Après avoir caractérisé les différentes phases de la mondialisation, Vincent Vicard, adjoint au directeur du Centre d’études prospectives et d’informations internationales (CEPII), a développé trois nouveaux aspects de celle-ci. La question des déséquilibres commerciaux avec une Amérique du Nord en déficit alors que l’Europe et la Chine sont en excédent (et produisent donc plus qu’ils ne consomment). Le rôle croissant des paradis fiscaux avec 50 % des flux de capitaux qui passent par ces intermédiaires alors qu’une taxe minimale mondiale sur les multinationales pourrait faire rentrer au moins 203 milliards d’euros dans les caisses des États. Enfin la question du rôle des multinationales et leur autonomisation par rapport à leur état de production.

Nasser Mansouri-Guilani, membre honoraire du Conseil économique, social et environnemental (CESE) et ancien dirigeant du secteur économique de la CGT, a quant à lui développé la nécessité pour le système capitaliste de trouver des solutions à la crise structurelle de suraccumulation du capital. Un élément central est la nouvelle configuration du travail avec la révolution informationnelle qui est utilisée contre les travailleur·es aujourd’hui au lieu de permettre l’émancipation humaine. Quatre éléments centraux ont été développés. La mondialisation est pour l’instant un processus historique du capitalisme. Les trois acteurs de cette mondialisation sont les entreprises multinationales, les États et les institutions internationales voulant inscrire dans le marbre le dogme du libre-échange. L’UE et la France ne sont pas des victimes de la mondialisation comme certains voudraient le faire croire, mais bel et bien des acteurs centraux de celle-ci, notamment à travers leurs politiques impérialistes. Ce qui découle des 3 premiers éléments est que sans changement de fin à cette mondialisation (c’est-à-dire sans dépassement du système capitalisme) il n’y a pas de changement de paradigme à proprement parler mais bien une résilience de la mondialisation capitaliste libérale.

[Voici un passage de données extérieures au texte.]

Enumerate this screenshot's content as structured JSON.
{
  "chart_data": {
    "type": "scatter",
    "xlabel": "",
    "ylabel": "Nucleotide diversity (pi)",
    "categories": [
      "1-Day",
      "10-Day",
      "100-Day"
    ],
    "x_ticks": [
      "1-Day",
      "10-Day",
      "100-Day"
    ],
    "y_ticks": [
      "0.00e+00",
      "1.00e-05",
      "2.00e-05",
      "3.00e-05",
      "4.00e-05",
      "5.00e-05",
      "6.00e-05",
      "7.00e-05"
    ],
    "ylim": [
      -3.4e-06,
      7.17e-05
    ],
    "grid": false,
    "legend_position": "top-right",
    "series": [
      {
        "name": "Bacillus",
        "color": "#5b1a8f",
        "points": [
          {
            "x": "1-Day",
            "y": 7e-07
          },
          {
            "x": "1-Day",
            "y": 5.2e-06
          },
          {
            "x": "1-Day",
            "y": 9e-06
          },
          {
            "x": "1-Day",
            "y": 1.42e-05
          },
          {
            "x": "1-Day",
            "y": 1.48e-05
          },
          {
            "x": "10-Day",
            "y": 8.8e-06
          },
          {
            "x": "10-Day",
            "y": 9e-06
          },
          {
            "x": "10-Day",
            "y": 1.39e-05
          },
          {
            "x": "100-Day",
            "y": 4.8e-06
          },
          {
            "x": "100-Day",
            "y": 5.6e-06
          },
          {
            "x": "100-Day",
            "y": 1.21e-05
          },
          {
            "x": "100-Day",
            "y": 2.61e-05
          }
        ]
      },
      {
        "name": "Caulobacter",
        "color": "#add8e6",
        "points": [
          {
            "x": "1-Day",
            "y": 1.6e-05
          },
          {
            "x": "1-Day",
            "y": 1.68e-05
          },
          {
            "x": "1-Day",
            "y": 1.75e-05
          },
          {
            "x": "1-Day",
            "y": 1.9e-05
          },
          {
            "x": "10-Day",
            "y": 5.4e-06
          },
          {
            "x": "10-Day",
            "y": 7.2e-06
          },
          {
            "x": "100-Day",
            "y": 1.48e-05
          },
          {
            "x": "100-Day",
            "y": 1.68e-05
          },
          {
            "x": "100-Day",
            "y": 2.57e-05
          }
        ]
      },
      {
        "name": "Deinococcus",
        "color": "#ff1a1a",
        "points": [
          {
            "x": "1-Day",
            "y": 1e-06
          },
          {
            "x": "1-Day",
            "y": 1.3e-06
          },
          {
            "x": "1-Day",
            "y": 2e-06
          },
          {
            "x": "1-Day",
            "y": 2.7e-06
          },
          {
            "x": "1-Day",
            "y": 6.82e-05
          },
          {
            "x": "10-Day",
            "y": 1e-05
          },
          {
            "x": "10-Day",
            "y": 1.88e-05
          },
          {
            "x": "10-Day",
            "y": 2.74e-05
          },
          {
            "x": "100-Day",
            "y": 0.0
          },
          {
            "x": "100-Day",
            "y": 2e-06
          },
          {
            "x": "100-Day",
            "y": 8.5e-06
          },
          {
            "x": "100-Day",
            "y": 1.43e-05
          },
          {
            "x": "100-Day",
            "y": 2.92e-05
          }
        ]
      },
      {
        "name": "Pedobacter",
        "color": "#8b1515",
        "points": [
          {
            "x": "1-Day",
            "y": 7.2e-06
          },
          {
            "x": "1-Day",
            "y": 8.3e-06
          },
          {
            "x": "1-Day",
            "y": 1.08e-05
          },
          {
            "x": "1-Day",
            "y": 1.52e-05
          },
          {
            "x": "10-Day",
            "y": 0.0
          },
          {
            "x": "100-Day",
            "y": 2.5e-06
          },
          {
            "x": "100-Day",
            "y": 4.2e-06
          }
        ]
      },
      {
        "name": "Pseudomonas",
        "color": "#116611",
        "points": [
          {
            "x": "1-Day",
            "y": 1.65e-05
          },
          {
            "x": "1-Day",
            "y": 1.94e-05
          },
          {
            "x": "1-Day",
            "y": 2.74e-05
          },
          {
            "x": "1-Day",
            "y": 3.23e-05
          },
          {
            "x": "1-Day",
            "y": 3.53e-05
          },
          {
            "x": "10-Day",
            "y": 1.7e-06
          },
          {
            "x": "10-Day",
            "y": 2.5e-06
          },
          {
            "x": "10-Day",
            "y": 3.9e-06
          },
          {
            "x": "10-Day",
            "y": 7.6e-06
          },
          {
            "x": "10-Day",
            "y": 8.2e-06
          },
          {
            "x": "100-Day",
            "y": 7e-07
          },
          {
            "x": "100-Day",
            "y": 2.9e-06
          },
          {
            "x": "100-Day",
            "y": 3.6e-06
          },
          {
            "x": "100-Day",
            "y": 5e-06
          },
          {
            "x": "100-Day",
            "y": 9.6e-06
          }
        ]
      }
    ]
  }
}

Néanmoins, des résistances et alternatives émergent face à un capitalisme sauvage qui a émergé depuis la chute des pays socialistes. Les questions de relocalisation, de recouvrer une forme d’indépendance économique sur certains secteurs clés comme la volonté affichée « d’autonomie stratégique » de l’UE en matière industrielle par exemple, sont un marqueur des contradictions qui émergent du système libéral actuel.

L’urgence est aujourd’hui de sortir des règles du marché et ne plus produire au détriment des êtres humains et de la planète. Et pour cela, rien ne changera structurellement sans les luttes des travailleur·es permettant la construction d’un rapport de force au niveau national et mondial. Des exemples de résistance voient aujourd’hui le jour un peu partout dans le monde. La nouvelle présidence depuis janvier par Cuba du G77 +Chine est un exemple concret de la volonté d’en finir avec la logique hégémonique des grandes puissances (États-Unis en premier lieu) et de mettre l’humain au cœur des échanges internationaux avec la priorité donnée à la réalisation des Objectifs de développement durables de l’Onu (ODD), notamment l’accès universel à une éducation et une santé de qualité.